Beloved routine 🪩
GAZETTE OLDWOOD #9 (excerpt)
Have you truly chosen your routine?
Did it impose itself on you? Do you work, consciously, to make it pleasant?
Every creative endeavor begins with a routine. And all my life, I’ve cherished that word: routine. It sounds almost absurd to admit, before even turning thirty. And yet. Without it, I would never finish anything I begin. The word routine carries, unfairly, a whiff of dull comfort — but in truth, it is nothing of the sort. It is the act of building solid ground beneath your feet, so you can later go and grapple with the mountains of the artistic world.
Everyone knows the writer Georges Simenon today because one day, Simenon made a deliberate decision: I will become a priest.

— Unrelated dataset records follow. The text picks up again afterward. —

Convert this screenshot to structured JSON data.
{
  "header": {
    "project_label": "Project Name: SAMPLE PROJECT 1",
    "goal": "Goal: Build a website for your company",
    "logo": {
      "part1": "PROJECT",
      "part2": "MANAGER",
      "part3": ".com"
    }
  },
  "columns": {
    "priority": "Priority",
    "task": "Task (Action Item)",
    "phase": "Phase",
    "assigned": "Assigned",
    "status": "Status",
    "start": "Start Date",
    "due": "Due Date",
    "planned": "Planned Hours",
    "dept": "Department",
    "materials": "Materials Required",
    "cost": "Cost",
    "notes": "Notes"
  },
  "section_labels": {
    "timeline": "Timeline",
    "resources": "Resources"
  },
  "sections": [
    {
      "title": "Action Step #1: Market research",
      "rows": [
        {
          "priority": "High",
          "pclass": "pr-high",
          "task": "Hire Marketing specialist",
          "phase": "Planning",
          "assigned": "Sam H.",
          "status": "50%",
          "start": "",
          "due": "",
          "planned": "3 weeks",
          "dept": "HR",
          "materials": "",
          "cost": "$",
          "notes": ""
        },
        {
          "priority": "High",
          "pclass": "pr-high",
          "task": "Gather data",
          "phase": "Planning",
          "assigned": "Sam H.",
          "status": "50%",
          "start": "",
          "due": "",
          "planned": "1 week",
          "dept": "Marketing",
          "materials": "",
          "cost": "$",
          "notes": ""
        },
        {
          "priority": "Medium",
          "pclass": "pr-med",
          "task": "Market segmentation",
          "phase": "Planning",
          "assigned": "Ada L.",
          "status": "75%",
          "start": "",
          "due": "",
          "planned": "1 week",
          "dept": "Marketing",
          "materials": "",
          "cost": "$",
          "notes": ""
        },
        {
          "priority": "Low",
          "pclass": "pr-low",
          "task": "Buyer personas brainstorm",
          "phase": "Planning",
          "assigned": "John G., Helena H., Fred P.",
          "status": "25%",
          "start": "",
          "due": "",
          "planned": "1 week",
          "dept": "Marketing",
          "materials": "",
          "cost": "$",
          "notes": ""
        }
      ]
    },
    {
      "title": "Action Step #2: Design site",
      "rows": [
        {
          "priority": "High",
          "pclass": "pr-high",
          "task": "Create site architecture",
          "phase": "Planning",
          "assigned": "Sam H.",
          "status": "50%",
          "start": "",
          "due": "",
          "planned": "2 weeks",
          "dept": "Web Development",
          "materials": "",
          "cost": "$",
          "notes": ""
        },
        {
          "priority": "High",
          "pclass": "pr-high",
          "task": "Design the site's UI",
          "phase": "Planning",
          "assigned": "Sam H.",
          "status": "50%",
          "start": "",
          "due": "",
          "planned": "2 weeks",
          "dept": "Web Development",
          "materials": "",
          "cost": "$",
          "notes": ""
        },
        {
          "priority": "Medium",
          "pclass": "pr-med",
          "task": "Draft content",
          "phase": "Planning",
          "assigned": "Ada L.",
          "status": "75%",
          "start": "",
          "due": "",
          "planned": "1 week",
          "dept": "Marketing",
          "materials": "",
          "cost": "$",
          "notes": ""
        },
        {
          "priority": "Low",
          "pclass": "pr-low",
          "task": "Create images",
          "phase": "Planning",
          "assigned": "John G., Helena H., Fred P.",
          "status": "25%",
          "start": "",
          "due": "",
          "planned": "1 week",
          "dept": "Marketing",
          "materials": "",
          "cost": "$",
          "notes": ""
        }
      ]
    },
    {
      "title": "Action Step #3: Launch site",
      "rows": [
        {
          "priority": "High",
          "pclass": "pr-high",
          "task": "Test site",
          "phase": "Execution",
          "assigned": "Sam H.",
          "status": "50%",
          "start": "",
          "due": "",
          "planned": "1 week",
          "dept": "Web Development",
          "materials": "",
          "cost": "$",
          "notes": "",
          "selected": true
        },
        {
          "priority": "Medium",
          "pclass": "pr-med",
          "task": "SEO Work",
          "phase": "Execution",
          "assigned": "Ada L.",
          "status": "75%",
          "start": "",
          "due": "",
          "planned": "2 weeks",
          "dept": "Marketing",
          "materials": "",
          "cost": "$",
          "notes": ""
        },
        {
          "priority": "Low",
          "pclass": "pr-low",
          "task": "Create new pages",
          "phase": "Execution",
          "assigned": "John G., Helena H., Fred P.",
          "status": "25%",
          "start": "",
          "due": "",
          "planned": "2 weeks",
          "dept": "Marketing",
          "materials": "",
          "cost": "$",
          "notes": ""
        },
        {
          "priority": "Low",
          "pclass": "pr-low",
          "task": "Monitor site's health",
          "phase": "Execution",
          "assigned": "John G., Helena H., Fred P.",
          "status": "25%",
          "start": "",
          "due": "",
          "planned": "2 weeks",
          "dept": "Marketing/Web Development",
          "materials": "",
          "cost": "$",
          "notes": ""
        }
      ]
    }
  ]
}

You didn’t expect that one, did you? “I will be a priest, because at least I will have time to write.” The idea of being paid to do something you love seemed just as far-fetched then as it does now, to those who forbid themselves to dream. “One chapter a day, no matter what,” he said next. And he stuck to it. Which is how he eventually became a writer. Simenon has always been, to me, the perfect example of the pragmatic dreamer.
A routine can be creative — it can also drift far from creativity. This year, I want mine to be nourished by two things: more time spent in nature, and fewer films I did not choose to watch — yes, for nowadays films choose you, if you’re not careful.
Give yourself a break.
A routine does not have to be synonymous with productivity.